Pervasızlığın bu kadarı görülmemiştir. Pazar.. Hava güneşli.. Sahil yolu zaten gıdım gıdım gidiyor. En sorunlu bölge Ortaköy.. Bu defa tamamen durmuş.. Olacak gibi değil.. Kaza var sandım.. Gittim ki..
Hazret üzerinde kocaman Şahinoğlu yazan otobüsün şöförü, 34 GZD 16 dörtlüleri çakmış, tam Ortaköy Ulus kavşağı A. Taner Kışlalı Caddesi girişinde park etmiş, ışığın altında öyle duruyor. Bir zavallı belediye otobüsü onu sollayıp geçmek istemiş, geçememiş.. Ulus dönüşü hepten iptal.. Al sana kilit..
Tam tepesinde yanan trafik lambasını ve kavşağı gösterdim. Dönüşü nasıl kapadığını gösterdim ve "Ne yaptığınızı sanıyorsunuz" dedim, kibarca..
Belediye otobüsünü işaret etti hiç sıkılmadan..
"Yolu o tıkıyor" diye..
Böyle bir yerde dörtlü yakıp park etmeyi Avrupalı şöför aklına bile getirmez. Getiremez..

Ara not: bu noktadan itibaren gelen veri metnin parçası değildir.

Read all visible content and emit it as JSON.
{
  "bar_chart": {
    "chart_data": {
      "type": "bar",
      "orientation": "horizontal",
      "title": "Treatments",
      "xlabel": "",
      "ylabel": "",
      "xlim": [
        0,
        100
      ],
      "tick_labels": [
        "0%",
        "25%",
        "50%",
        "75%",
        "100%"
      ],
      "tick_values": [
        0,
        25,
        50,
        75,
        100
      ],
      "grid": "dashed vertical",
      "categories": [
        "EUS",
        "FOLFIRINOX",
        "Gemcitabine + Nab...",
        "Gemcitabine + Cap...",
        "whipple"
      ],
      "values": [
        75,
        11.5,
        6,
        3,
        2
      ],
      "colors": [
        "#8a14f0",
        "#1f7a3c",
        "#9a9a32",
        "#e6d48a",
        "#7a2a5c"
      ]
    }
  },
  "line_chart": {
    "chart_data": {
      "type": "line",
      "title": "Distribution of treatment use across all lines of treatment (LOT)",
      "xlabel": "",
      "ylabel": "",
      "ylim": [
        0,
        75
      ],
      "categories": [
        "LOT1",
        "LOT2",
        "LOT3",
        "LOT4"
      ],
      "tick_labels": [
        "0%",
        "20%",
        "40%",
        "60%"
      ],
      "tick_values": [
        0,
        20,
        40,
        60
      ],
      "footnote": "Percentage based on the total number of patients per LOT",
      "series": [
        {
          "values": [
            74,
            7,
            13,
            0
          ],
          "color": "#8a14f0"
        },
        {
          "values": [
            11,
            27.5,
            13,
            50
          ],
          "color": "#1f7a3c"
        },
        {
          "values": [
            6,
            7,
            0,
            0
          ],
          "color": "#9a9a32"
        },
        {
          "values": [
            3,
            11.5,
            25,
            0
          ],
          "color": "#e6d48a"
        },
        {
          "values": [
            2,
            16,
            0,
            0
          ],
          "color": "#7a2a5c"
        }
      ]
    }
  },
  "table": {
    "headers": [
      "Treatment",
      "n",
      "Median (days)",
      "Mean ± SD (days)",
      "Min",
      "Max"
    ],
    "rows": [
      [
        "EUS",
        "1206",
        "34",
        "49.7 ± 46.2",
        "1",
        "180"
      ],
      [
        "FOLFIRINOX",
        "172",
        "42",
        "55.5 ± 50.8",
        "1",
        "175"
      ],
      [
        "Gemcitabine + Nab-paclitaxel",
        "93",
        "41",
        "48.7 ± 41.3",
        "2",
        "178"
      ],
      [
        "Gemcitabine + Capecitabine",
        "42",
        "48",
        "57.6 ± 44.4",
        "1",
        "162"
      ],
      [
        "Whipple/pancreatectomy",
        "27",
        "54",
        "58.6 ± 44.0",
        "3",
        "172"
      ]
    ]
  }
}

Bizimki, polislerin cirit attığı Ortaköy'de bu kadar pervasız..
Çünkü devletten korkmuyor.. Çünkü devlet yok..
Trafikteki bu akıl almaz halimiz, trafik polisi ile değil, devletle alay.. Polisi değil, devleti hiçe saymak..
Devleti işte böyle ayağa düşürdük, bu ülkede el birliği ile..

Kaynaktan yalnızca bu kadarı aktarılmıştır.